I don’t have too much to say about the store interface at this point. I’ll probably cover it in detail when I review the Kobo, since it uses the same one, and I’ve had more recent experience with it. The keyboard is useful here for searching, but it sure is too bad that the web access isn’t a little more general. If an e-ink device like the Kindle can do it, why can’t a color LCD one like the Literati?

It seems like such a waste to have a nice bright color LCD and a full-fledged hardware thumb keyboard and not be able to do much with it, especially given how much bigger and bulkier (and hence, clumsier) it makes the reader. It doesn’t have to be perfect or even good, but just to have it at all would be useful in those situations where you have your ereader but nothing else and want to check your mail. It’s like buying a car that you can’t take out of your driveway.

When you get right down to it, why even have a color LCD if you’re just going to use it for reading black-and-white text? Sure, it makes the cover illustrations look prettier, but at the cost of making the text fuzzier and harder to read, and giving you a much shorter battery life—and since the text is 99% of what you’re using the e-reader for, it seems like a poor tradeoff.

And comparable e-ink readers, on which the covers don’t look as good but the text looks perfect, are falling into or past the same price range—I picked up a Kobo Wireless at Borders for $60, and don’t expect that to be the last deal I find. The Kobo Wireless doesn’t have as many controls, and has more sluggish menu responses, but essentially has the same functionality and more onboard space, and books look a hell of a lot better. And it’s also small and light enough to slip into a jacket or cargo pocket, which the Literati definitely is not.

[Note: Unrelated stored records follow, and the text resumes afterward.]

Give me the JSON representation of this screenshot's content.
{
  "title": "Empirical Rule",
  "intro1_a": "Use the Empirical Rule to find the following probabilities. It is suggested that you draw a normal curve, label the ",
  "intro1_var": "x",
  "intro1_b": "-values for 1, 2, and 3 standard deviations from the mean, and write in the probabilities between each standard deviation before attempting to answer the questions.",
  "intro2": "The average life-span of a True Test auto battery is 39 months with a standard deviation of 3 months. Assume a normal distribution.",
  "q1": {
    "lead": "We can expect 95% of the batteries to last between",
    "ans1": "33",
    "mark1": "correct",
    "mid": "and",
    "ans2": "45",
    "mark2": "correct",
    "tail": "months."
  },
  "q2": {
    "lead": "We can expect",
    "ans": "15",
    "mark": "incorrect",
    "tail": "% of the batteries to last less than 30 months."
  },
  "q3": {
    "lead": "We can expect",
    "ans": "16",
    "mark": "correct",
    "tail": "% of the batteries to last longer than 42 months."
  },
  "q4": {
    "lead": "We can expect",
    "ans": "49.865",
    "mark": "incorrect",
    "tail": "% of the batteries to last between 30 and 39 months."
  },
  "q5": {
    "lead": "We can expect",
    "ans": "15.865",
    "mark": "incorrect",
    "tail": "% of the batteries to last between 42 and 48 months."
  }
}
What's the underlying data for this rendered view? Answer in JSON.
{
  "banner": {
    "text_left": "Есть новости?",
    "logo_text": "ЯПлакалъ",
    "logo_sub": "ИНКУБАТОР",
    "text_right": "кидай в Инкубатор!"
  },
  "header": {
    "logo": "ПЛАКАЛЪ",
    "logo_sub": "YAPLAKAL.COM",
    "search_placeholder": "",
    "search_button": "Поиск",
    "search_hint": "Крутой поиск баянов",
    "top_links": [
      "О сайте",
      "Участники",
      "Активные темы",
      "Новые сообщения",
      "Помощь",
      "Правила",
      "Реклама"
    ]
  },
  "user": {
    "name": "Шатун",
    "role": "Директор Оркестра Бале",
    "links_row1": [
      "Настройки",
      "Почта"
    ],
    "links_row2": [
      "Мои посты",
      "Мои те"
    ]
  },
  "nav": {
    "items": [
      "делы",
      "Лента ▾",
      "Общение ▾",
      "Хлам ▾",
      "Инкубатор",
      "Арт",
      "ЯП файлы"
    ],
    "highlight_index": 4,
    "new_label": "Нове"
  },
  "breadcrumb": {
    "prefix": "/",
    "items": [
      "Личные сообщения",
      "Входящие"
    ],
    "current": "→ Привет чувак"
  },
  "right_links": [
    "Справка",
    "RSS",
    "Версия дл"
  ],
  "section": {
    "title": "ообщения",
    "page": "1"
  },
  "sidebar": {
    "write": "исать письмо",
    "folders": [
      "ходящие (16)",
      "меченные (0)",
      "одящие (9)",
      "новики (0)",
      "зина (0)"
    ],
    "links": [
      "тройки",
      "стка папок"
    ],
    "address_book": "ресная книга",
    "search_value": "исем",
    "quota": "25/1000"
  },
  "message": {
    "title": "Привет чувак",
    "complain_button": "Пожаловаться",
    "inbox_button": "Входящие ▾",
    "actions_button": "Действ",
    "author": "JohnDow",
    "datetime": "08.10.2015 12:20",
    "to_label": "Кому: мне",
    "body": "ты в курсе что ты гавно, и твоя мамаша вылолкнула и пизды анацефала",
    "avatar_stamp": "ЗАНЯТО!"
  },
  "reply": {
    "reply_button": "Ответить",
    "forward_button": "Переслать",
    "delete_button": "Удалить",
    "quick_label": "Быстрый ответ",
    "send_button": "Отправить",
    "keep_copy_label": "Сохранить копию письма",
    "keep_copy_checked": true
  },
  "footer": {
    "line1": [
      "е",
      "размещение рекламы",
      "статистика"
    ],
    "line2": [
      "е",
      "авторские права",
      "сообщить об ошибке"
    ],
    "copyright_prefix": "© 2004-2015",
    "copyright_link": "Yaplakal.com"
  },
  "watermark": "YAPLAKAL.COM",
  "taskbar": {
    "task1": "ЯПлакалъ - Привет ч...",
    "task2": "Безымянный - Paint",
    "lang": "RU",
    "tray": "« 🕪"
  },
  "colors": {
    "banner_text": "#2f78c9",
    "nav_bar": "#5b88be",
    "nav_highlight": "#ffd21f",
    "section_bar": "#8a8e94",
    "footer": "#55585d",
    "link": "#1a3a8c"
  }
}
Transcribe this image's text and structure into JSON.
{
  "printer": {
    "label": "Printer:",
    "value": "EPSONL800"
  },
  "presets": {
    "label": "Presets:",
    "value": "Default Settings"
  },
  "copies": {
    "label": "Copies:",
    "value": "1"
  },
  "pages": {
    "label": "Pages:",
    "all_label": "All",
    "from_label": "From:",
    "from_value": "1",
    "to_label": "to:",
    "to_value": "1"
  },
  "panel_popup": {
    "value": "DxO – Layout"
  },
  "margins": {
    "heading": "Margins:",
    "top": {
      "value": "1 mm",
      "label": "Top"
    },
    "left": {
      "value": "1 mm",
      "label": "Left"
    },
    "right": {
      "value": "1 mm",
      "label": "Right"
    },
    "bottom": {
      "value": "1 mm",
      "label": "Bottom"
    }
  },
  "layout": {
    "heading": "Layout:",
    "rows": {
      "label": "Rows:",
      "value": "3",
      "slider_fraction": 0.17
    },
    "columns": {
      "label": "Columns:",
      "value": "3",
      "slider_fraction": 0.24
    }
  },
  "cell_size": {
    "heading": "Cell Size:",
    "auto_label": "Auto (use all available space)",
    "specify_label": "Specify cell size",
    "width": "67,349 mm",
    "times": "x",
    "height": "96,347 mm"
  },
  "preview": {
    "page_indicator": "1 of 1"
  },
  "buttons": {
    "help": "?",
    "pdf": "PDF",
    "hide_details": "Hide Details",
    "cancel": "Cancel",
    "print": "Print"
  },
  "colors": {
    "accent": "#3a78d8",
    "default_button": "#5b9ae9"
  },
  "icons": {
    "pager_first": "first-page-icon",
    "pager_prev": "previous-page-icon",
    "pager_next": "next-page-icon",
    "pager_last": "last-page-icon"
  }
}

So I certainly wouldn’t recommend buying the reader at full price, and I’d be hesitant about snagging it at the $70 clearance. For $10 less, you could get a $60 Kobo if you’re near a closing Borders, and I have little doubt there will be other e-ink readers nearly that cheap at regular price by the end of the year.

4 COMMENTS

  1. Which fimware were you testing?
    I picked up a pair for gifting from BB&B at $40 and they proved adequate after the multiple updates needed to get then to the latest firmware. If you hit the menu bottom in the library view you can go to a list view with thumbnails. Of course, in this mode you only see 5 titles per page but navigation is simpler.
    All I wanted was a simple reader that would cleanly display epubs off an SD card and not crash.
    The Literati white does that.
    Biggest annoyance is that you have to reset the day and time after the battery runs down.

  2. I purchased one of these ereaders and literally teared up by all the technical problems with it. The lockups, the glitchy hardware, and the non functioning SD drive. It was a shame, as the form and design was everything I was looking for.

  3. Bought my first Literati at Kohls ($59.99) on sale,thought o.k. cheap chance to try ereader. Had the same ‘freeze up’ problem.Now on my third one (Kohls exchange), No freeze so far but last book I bought won’t download, aarrrr…. all of this in less than a year.

  4. I have attempted to download a purchased book from KOBO via wi-fi and from the Public Library from my Desktop. Haven’t been able to transfer a new book into the Literati and have not been able to talk to a customer service rep at their 800-481-7983 number. The recorded message first asks to wait for the next available rep the advises to call back between 3 – 6:30 PST, then hangs up. I called several times during that period and got the same result each time.